Hoy, a los únicos que les está yendo muy bien en nuestra nación es a este presidente y a su élite de voraces saqueadores y, por supuesto, a la partidocracia en su conjunto, esa partidocracia siempre tan “complaciente” y partícipe de estos y otros actos igual de ignominiosos.

Y mientras la clase política delincuencial vive su auge, el pueblo padece la pobreza de siempre, solo que ahora más agudizada con esas “reformas estructurales” que solo han beneficiado a unos cuantos. El desempleo crece y la inflación no se detiene por esos arbitrarios “gasolinazos” y las “variaciones financieras” que siempre favorecen de más a la moneda estadounidense.

El conflicto magisterial parece ser eterno pues ya de sobra sabemos que la “reforma educativa” no es tal sino una mera reforma laboral para someter a los maestros e ir adelgazando la nómina de este sector. Y los costos económicos y en vidas humanas que este problema ha generado ya son incalculables por la ineficiencia de quien maneja la política interna de nuestro país.

La violencia del crimen organizado, la mayoría de las veces solapada o fomentada por el mismo gobierno federal, cada día crece.

La total falta de transparencia de nuestros gobernantes raya en el cinismo y nos hemos convertido en testigos mudos de los robos que cometen, de las compras de propiedades millonarias que hacen en el extranjero y de la impunidad de la que disfrutan una vez que dejan sus cargos.

Lo peor de todo esto es que la derecha y la “izquierda” son lo mismo, aunque no lo acepte el santón Andrés Manuel López Obrador, quien en la pasada contienda electoral no paró de decir que “la única diferencia entre el PRI y el PAN es que unos son ladrones y los otros son rateros”.

Hoy, sin temor a equivocarnos, podemos decir que la única diferencia entre la “izquierda” y la derecha es que unos roban menos y los otros roban más, dependiendo, por supuesto, de los cargos que ocupen.
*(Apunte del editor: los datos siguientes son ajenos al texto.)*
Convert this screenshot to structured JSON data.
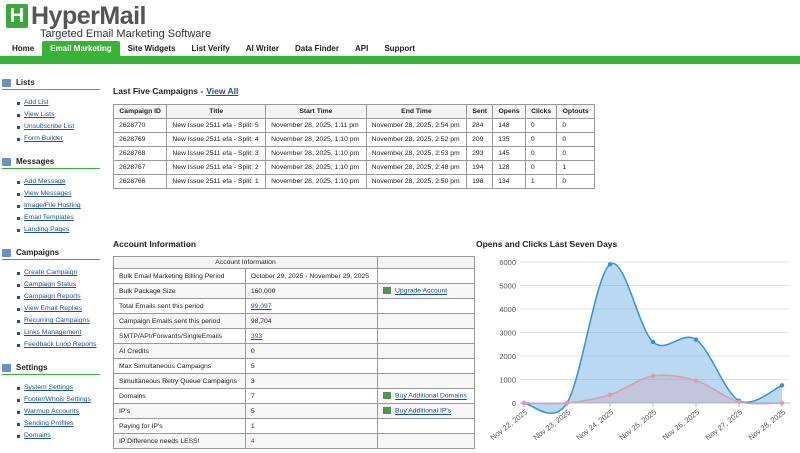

Como ejemplo de las ladronerías de la “izquierda”, esa “izquierda” morenista de la que tanto se ufana López Obrador de ser “honesta”, tenemos a ese jefe delegacional de Tláhuac, Rigoberto Salgado Vázquez, recientemente señalado en varios medios de comunicación por haber construido un lujoso restaurante con recursos financieros y humanos de esa delegación.

La ingobernabilidad impera en Tláhuac con el corrupto jefe delegacional Rigoberto Salgado Vázquez, cercano e incondicional del santón “izquierdista” Andrés Manuel López Obrador.
La ingobernabilidad impera en Tláhuac con el corrupto jefe delegacional Rigoberto Salgado Vázquez, cercano e incondicional del santón “izquierdista” Andrés Manuel López Obrador.

Y como este bribón hay otros jefes delegacionales morenistas igual o más corruptos, como el de Xochimilco, Avelino Méndez Rangel, y el de Cuauhtémoc, Ricardo Monreal.

Por fortuna, la ciudadanía cada vez está más despierta, dispuesta a defender sus derechos y a hacer efectivo su poder de elección, como lo ha manifestado en los últimos procesos electorales en los que ha desechado de manera tajante a las opciones políticas que la han reprimido y le han metido las manos en los bolsillos.

Sin duda alguna falta mucho por hacer, pero el camino cada día se acorta más para deshacernos de esa pesada carga que nos ha representado la partidocracia y muchos de sus políticos delincuentes.